La superstition est d’ailleurs un élément important pour la composition du Jardin Créole. Ainsi le jardin forme une sorte de cocon à plusieurs enveloppes autour de la case. L’arbre du voyageur, à l’entrée de la propriété, attire la chance. Les haies d’acacias et de balais-six-heurs (Phyllanthus conami) chassent les mauvais esprits. Le Dracaena, plus près de la case, monte la garde contre les sorcières. Le balai-doux (Scopaloria dulcis) éloigne l’orage. Sous les fenêtres de la case, l’agoman (Solanum nigrum) calme les disputes, etc. A l’inverse, le fromager est banni du jardin car c’est l’arbre des sorcières et des zombis, en rappel du temps où les esclaves étaient pendus à ses branches. Le mauvais sort n’est contré que si un aloès est planté à son pied.

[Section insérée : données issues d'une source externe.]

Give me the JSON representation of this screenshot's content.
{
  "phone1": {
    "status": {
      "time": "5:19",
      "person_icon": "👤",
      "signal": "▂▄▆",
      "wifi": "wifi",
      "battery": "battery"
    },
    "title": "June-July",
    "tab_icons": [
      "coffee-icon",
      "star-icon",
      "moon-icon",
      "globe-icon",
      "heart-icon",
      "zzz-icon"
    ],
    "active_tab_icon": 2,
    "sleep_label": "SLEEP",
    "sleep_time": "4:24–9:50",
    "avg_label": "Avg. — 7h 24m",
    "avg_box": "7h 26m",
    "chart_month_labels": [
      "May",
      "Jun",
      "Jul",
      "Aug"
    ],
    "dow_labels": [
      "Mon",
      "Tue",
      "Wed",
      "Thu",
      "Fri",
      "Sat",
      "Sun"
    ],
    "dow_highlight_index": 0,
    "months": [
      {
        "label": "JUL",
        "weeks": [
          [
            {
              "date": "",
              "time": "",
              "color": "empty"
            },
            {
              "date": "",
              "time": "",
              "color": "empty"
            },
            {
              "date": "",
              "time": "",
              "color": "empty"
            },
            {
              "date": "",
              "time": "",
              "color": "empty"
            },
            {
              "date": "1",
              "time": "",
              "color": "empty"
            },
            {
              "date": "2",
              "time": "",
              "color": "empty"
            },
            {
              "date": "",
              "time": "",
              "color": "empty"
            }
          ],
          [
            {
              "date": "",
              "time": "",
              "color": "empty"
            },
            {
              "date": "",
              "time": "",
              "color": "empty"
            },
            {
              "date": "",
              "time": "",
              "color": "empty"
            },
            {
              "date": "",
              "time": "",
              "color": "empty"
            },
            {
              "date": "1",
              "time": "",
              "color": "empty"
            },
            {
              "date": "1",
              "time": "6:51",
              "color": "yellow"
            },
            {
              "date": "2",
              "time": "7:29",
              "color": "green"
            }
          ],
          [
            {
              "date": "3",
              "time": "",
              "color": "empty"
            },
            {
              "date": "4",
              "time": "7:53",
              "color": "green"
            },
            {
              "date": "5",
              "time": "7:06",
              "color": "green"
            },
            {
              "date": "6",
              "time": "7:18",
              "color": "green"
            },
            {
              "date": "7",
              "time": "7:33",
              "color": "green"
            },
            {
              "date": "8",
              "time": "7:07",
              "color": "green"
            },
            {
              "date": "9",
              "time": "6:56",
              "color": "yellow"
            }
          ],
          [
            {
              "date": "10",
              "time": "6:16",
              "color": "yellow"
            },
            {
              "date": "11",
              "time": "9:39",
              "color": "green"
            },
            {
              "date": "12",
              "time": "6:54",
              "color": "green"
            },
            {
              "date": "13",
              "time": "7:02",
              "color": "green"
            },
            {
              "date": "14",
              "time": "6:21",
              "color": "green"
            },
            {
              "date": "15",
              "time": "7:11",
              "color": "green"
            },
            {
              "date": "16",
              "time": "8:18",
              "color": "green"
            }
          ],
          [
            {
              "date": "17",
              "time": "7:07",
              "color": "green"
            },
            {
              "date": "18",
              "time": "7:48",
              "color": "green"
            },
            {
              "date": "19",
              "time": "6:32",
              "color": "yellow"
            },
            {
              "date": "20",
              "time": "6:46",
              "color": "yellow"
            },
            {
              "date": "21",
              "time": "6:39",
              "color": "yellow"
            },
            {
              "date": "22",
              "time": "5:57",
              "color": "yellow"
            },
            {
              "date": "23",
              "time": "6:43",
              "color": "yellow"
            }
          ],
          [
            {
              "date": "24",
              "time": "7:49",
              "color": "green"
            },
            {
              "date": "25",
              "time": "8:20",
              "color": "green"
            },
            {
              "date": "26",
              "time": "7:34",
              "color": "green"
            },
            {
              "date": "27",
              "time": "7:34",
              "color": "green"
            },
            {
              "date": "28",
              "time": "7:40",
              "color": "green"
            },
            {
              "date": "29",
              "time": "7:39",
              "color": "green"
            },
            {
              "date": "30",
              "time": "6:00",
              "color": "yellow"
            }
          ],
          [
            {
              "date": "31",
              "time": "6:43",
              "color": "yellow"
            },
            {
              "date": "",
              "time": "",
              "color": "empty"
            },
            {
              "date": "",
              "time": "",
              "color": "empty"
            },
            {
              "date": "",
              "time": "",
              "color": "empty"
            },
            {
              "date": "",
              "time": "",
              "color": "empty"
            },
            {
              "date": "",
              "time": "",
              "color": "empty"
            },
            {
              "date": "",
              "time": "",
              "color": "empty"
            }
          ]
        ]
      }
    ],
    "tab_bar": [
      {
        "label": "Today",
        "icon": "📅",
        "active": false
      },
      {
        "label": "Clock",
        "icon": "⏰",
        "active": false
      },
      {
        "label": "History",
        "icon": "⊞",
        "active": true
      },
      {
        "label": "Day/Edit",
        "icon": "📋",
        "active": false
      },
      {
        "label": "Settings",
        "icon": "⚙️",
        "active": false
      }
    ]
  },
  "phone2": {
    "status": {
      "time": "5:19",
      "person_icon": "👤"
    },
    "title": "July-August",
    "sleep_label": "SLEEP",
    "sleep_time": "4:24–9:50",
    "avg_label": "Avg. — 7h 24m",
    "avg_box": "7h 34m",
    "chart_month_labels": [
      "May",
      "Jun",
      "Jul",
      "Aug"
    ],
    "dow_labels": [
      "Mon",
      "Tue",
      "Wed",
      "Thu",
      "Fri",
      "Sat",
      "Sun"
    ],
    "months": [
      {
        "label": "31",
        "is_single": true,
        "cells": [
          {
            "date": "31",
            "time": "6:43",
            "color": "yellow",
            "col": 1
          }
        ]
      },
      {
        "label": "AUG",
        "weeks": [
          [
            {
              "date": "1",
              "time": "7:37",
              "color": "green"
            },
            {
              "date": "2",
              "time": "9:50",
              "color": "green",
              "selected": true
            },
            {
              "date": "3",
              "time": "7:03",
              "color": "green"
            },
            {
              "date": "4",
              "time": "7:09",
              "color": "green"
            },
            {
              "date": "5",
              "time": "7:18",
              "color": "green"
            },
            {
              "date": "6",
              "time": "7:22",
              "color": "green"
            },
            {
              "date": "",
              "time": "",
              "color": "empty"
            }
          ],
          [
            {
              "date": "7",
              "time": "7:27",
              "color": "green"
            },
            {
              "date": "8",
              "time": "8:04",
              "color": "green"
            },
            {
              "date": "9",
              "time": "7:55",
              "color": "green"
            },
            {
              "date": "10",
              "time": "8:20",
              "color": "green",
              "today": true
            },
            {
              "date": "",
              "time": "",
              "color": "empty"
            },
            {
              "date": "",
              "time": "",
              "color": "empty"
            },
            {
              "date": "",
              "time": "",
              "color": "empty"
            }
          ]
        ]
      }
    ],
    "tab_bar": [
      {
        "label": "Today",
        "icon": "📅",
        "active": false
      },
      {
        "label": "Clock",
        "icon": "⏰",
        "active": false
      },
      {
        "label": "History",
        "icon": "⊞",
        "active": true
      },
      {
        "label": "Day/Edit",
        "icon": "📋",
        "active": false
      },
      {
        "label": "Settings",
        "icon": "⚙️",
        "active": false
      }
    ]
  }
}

La structure du Jardin Créole, si on la rapproche du Jardin Caraïbe, et du Jardin à Nègre, est extrêmement pérenne. La stabilité d’une telle structure sans prétention contraste avec les fréquentes fluctuations des grandes cultures : hier canne à sucre exclusive, aujourd’hui canne et banane, et demain …?! Cette stabilité est probablement liée à l’ adaptation du Jardin Créole à son contexte pédologique et climatique. La diversité des cultures permet en effet de tirer le meilleur parti des conditions de sol et présente une plus grande résistance aux maladies. La stratification des cultures permet de lutter contre l’érosion des sols et se joue du fort ensoleillement. Enfin, le fonctionnement en autarcie est la meilleure réponse aux situations de catastrophes naturelles exceptionnelles (cyclone, tremblement de terre), quand on ne peut plus compter que sur soi-même en attendant que les équipements publics et collectifs soient de nouveau fonctionnels.